If I understand correctly, sometimes you are trying to backpropagate with respect to a mask (an input?) and sometimes with respect to the parameters, but not both at the same time?

Instead of deleting them, you can just set requires_grad=False when trying to get the mask gradient. Something like:

for param in model.parameters():
   param.requires_grad = False

mask = ... # mask should require grad
loss = model(input1, mask)
loss.backward()  # get gradient for mask

...

for param in model.parameters():
   param.requires_grad = True
loss = ...
loss.backward()  # get gradient for parameters

Thank you for your answer! Actually I am trying to replicate a specific pruning technique which requires backpropagating wrt mask. I will provide you with a simple exmaple, not quite the same as I am implementing, but hopefully it explains my problem and my (maybe strange) solution.

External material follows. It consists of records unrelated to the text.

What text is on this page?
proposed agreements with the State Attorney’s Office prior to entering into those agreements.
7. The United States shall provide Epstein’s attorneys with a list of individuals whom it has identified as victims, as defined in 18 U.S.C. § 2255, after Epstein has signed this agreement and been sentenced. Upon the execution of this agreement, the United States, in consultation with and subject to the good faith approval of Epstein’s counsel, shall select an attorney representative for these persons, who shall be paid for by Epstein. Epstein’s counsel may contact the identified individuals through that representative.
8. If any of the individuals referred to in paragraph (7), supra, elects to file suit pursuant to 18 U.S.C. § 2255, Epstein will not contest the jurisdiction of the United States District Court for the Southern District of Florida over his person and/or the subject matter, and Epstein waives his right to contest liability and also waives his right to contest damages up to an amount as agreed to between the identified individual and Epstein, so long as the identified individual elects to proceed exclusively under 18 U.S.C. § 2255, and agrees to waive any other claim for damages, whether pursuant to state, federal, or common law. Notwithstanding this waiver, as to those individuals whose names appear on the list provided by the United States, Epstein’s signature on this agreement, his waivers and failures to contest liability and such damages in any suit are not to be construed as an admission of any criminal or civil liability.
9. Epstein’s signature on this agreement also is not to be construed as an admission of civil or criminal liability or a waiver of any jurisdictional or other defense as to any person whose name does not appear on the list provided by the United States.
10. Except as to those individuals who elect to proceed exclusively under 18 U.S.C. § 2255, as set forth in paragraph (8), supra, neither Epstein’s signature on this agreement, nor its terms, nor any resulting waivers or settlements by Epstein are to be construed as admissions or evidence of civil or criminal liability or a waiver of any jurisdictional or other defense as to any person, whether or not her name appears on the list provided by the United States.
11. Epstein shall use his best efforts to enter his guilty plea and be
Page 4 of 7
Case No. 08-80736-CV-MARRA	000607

model = torch.nn.Linear(2,3)
mask = torch.tensor([1.,2.], requires_grad=True)

input = torch.tensor([0.5,0.3])
model.weight.data = model.weight * mask  ##this is something like multiplying weights through my pruning mask
output = model.forward(input)
loss = sum(output)

loss.backward()
print(mask.grad)
#None

Please don’t try to make sense from this piece of code, it purpose is to show, from what I’d like to have gradient. At this moment to get desired result I do:

model = torch.nn.Linear(2,3)
mask = torch.tensor([1.,2.], requires_grad=True)

temp = model.weight.data # new code
del model.weight
model.weight = temp

input = torch.tensor([0.5,0.3])
model.weight = model.weight * mask
output = model.forward(input)
loss = sum(output)

loss.backward()
print(mask.grad)
#Actual value

Is there a way to do it better? To ‘force’ Parameter class to be a non leaf node without deleting it? Because it ruins my model a bit.

I’ve set up a function which could possibly help you out.

def revert_mask(maskdict, net, netdict_orig):
    '''
    Reverts certain elements to it's original state.
    Values with TRUE in mask are reverted to original state.
    Values with FALSE in mask are forced to be at 0.
    '''
    for name, param in net.named_parameters():
        mask = maskdict[name]
        param.data[mask] = netdict_orig[name][mask]
        param.data[~mask] = 0.0 # Force values at stay at 0
    return net

def update_grad(net, maskdict):
    for name, param in net.named_parameters():
        mask = maskdict[name]
        param.grad[~mask] = 0 # Zero out grad values.
    return net

Given a mask, it’ll zero out weights (and gradients, if you need to - I’ve kept them in different functions). Hope this helps.